第3部 情報通信の現況と政策動向
第4章 情報通信の現況

(5)インドの情報通信政策の動向


●国家電気通信政策2011に向けた動き

 インド通信IT省は包括的な電気通信政策2011(NTP-2011:New Telecom Policy 2011)の策定プロセスを開始した。これは、NTP-1999以降の電気通信産業の変革を考慮したものである。電気通信総局(Department of Telecommunications)による委員会が設立され、その下に詳細を検討する8チームが設置されて検討が行われている。

●国家ブロードバンド計画を策定

 インド電気通信規制庁(TRAI:Telecom Regulatory Authority of India)は、2010年12月8日、「国家ブロードバンド計画」に関する勧告を発表した。この勧告は、2010年6月時点で普及率0.74%と低迷するインドのブロードバンドの状況に鑑み、インドの今後のブロードバンド発展のための政策を検討することを目的として、インド通信IT省がTRAIに要請したものであり、その後通信IT省において国家ブロードバンド計画策定の作業が進められている。同計画では、ブロードバンドが国の成長を大きく促進するものであるとし、ルーラル地域の人々に対する行政サービスと意思決定プロセスの提供、遠隔教育、遠隔医療、オンラインバンキングの提供等の内容が含まれている。具体的には、人口500 人以上のすべての集落にオープンアクセスの光ファイバ網を提供することが挙げられている。
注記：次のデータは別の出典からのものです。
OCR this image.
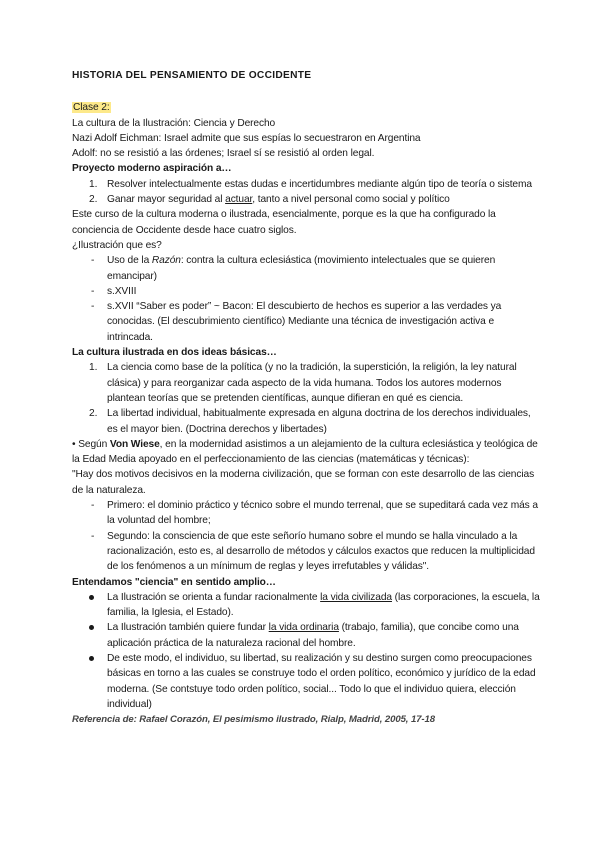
HISTORIA DEL PENSAMIENTO DE OCCIDENTE

Clase 2:

La cultura de la Ilustración: Ciencia y Derecho

Nazi Adolf Eichman: Israel admite que sus espías lo secuestraron en Argentina

Adolf: no se resistió a las órdenes; Israel sí se resistió al orden legal.

Proyecto moderno aspiración a…

1. Resolver intelectualmente estas dudas e incertidumbres mediante algún tipo de teoría o sistema
2. Ganar mayor seguridad al actuar, tanto a nivel personal como social y político

Este curso de la cultura moderna o ilustrada, esencialmente, porque es la que ha configurado la conciencia de Occidente desde hace cuatro siglos.

¿Ilustración que es?

- Uso de la Razón: contra la cultura eclesiástica (movimiento intelectuales que se quieren emancipar)
- s.XVIII
- s.XVII “Saber es poder” ~ Bacon: El descubierto de hechos es superior a las verdades ya conocidas. (El descubrimiento científico) Mediante una técnica de investigación activa e intrincada.

La cultura ilustrada en dos ideas básicas…

1. La ciencia como base de la política (y no la tradición, la superstición, la religión, la ley natural clásica) y para reorganizar cada aspecto de la vida humana. Todos los autores modernos plantean teorías que se pretenden científicas, aunque difieran en qué es ciencia.
2. La libertad individual, habitualmente expresada en alguna doctrina de los derechos individuales, es el mayor bien. (Doctrina derechos y libertades)

• Según Von Wiese, en la modernidad asistimos a un alejamiento de la cultura eclesiástica y teológica de la Edad Media apoyado en el perfeccionamiento de las ciencias (matemáticas y técnicas):

"Hay dos motivos decisivos en la moderna civilización, que se forman con este desarrollo de las ciencias de la naturaleza.

- Primero: el dominio práctico y técnico sobre el mundo terrenal, que se supeditará cada vez más a la voluntad del hombre;
- Segundo: la consciencia de que este señorío humano sobre el mundo se halla vinculado a la racionalización, esto es, al desarrollo de métodos y cálculos exactos que reducen la multiplicidad de los fenómenos a un mínimum de reglas y leyes irrefutables y válidas".

Entendamos "ciencia" en sentido amplio…

La Ilustración se orienta a fundar racionalmente la vida civilizada (las corporaciones, la escuela, la familia, la Iglesia, el Estado).
La Ilustración también quiere fundar la vida ordinaria (trabajo, familia), que concibe como una aplicación práctica de la naturaleza racional del hombre.
De este modo, el individuo, su libertad, su realización y su destino surgen como preocupaciones básicas en torno a las cuales se construye todo el orden político, económico y jurídico de la edad moderna. (Se contstuye todo orden político, social... Todo lo que el individuo quiera, elección individual)

Referencia de: Rafael Corazón, El pesimismo ilustrado, Rialp, Madrid, 2005, 17-18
この計画は2 段階をとっており、まず2012 年までに都市部および主要な村落(グラム・パンチャヤート)に対して、次に2013 年までに人口500 人以上の村落に光ファイバを敷設するとしている。また、「国立光ファイバ公社(NOFA:National Optical Fibre Agency)」(中央政府が100%保有する企業)を設立すること、各州には「州立光ファイバ公社」(SOFA:State Optical Fibre Agency)を設立すること、SOFA の株式の51%をNOFA が保有し、残りの49%は州政府が保有すること、NOFA はすべてのSOFA に対する持株会社となること等が挙げられている。
 ネットワーク敷設の費用は、総額6,000 億ルピー(約1兆900 億円)と見積もられており、ユニバーサル・サービス基金と中央政府の保証付きの融資によって調達されることになっている。